Esko Männikkö, Cocktails

Yancey Richardson Gallery
535 West 22nd Street, 3rd Floor, 646-230-9610
Chelsea
September 7 - October 21, 2006
Reception: Thursday, September 7, 6 - 8 PM
Web Site


The exhibition is composed of work drawn from three recent series entitled Southern Comfort, Flora and Fauna and Harmony Sisters. The images, most of which were taken in Männikkö’s native Finland, are intermixed in an installation created by the artist to suggest a narrative about life in a rural setting. As he describes it, “My installation is like a village, composed of people, animals, buildings, still lives – all together.” Männikkö places his photographs in old found frames carefully selected to complement the details or subjects of his images. He also uses the rough thrift store quality of the frames to serve as an ironic reference to his backwoods origins.

Southern Comfort is comprised of interiors filled with discarded, abandoned objects and nonsensical furniture assembled from odd bits of refuse.
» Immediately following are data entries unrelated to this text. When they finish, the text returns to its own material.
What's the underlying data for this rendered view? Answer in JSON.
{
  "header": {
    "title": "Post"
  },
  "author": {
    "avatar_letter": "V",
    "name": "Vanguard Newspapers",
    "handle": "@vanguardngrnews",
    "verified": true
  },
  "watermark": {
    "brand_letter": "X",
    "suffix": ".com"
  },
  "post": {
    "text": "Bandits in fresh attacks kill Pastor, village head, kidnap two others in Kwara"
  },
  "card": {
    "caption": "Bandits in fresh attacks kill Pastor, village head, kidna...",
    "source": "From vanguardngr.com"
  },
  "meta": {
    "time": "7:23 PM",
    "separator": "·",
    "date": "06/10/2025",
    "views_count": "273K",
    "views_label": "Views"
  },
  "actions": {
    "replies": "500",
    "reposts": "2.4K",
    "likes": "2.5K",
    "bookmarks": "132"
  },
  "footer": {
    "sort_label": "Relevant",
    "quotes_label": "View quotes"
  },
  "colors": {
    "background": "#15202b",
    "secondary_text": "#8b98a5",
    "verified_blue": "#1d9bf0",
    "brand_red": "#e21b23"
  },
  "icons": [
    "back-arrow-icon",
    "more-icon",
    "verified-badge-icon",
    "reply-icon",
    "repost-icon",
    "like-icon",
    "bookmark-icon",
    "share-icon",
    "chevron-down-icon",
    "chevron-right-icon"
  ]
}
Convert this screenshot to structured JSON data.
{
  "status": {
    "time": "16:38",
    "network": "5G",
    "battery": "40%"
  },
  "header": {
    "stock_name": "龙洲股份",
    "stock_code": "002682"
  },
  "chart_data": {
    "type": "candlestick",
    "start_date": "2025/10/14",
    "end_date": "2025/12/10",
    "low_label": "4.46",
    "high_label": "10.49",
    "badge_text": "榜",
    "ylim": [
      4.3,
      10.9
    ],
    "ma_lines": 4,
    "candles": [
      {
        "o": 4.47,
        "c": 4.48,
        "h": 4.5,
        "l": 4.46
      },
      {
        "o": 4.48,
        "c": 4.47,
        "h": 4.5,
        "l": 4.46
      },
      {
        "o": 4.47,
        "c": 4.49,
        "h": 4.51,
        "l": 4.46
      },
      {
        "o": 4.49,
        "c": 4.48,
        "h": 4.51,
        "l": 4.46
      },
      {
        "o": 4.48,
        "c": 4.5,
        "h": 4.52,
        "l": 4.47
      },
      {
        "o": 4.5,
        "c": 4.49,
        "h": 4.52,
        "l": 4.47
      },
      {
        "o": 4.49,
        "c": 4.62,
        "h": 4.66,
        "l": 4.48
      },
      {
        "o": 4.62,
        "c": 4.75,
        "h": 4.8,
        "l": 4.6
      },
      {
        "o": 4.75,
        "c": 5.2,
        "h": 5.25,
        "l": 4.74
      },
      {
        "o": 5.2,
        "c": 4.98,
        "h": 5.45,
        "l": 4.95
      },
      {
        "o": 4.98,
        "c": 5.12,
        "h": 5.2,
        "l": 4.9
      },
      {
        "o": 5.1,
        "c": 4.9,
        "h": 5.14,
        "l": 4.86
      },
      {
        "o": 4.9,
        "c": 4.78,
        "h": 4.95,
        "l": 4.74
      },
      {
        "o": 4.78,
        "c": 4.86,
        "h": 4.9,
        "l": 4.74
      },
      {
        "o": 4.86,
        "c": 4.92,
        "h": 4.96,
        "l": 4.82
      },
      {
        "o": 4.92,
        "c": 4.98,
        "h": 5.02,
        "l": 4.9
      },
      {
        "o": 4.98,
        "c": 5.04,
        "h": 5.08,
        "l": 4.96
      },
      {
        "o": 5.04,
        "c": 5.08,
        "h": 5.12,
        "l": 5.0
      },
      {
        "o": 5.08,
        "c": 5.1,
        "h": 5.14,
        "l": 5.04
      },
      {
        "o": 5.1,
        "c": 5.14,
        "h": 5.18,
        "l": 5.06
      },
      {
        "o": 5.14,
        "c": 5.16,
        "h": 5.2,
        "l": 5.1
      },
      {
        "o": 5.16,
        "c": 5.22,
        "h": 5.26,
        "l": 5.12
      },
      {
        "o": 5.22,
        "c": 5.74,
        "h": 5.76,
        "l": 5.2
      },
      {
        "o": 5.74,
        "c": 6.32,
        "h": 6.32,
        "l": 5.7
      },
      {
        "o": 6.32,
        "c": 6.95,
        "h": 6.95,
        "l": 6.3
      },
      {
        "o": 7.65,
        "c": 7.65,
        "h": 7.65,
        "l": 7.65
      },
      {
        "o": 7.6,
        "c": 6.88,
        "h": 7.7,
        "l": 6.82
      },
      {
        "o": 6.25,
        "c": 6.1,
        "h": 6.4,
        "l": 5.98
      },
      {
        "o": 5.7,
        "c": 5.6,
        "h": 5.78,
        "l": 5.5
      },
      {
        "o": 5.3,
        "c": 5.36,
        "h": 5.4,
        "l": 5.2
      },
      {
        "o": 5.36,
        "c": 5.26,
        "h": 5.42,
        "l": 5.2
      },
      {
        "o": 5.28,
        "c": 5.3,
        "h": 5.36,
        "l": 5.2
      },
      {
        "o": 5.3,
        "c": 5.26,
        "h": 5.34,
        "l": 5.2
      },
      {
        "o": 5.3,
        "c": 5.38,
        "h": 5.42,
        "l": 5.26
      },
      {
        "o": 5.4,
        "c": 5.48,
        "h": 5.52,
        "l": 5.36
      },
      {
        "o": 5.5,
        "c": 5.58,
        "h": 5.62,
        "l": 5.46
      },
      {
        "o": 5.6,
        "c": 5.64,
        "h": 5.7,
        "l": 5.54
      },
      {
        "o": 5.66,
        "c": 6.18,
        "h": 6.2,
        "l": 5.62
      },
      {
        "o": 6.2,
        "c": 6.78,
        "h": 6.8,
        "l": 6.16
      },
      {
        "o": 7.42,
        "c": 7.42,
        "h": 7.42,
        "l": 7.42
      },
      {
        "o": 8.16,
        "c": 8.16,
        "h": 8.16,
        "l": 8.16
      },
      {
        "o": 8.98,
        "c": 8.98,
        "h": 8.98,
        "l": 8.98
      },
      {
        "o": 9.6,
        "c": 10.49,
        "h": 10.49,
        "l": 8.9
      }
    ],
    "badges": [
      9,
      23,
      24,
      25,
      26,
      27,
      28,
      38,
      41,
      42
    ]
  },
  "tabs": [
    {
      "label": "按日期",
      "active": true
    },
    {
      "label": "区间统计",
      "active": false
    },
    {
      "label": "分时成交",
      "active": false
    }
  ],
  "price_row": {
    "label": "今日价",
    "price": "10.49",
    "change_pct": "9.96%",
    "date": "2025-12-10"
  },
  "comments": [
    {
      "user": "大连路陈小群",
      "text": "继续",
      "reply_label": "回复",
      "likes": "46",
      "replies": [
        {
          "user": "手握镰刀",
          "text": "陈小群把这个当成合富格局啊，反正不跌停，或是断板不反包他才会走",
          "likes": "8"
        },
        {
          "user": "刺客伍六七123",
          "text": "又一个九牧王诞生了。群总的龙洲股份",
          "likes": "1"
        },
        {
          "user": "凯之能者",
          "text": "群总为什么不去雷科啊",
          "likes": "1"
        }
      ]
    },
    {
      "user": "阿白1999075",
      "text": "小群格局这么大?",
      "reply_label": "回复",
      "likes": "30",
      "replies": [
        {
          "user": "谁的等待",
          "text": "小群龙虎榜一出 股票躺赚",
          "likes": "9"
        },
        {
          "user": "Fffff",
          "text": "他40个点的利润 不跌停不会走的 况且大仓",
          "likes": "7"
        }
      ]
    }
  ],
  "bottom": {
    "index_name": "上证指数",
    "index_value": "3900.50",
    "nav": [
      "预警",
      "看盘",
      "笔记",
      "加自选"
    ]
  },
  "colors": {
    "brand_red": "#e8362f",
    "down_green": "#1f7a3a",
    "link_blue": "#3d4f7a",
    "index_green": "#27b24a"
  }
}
These objects and spaces emanate a sense of history undercut with an ironic haphazardness. An avid outdoorsman, Männikkö devotes a portion of each year to hunting and fishing. The small intimate studies of dead birds and fish in Flora and Fauna pay respect to their subjects and the cycle of life in nature. In Harmony Sisters horses and cows are seen up close and in detail. Focusing on the texture of hair, the patterns of markings or tight shots of the muzzle and teeth, the images are nearly abstract.

Recognized as Young Artist of the Year in Finland in 1995, Männikkö first gained international prominence with his portraits of Finnish bachelors in the “Far North” who epitomized a kind of loneliness and self-reliance. In 1996, he was awarded an ArtPace international artist residency in San Antonio, Texas, where he photographed the residents of two small Mexican American communities on the border of South Texas. An ongoing series titled Organized Freedom focuses on abandoned houses discovered on walks throughout remote parts of Finland. With twenty-five percent of the country unemployed, the owners of the houses have, in the words of the artist, “locked the door and walked away” leaving their rural life for the city.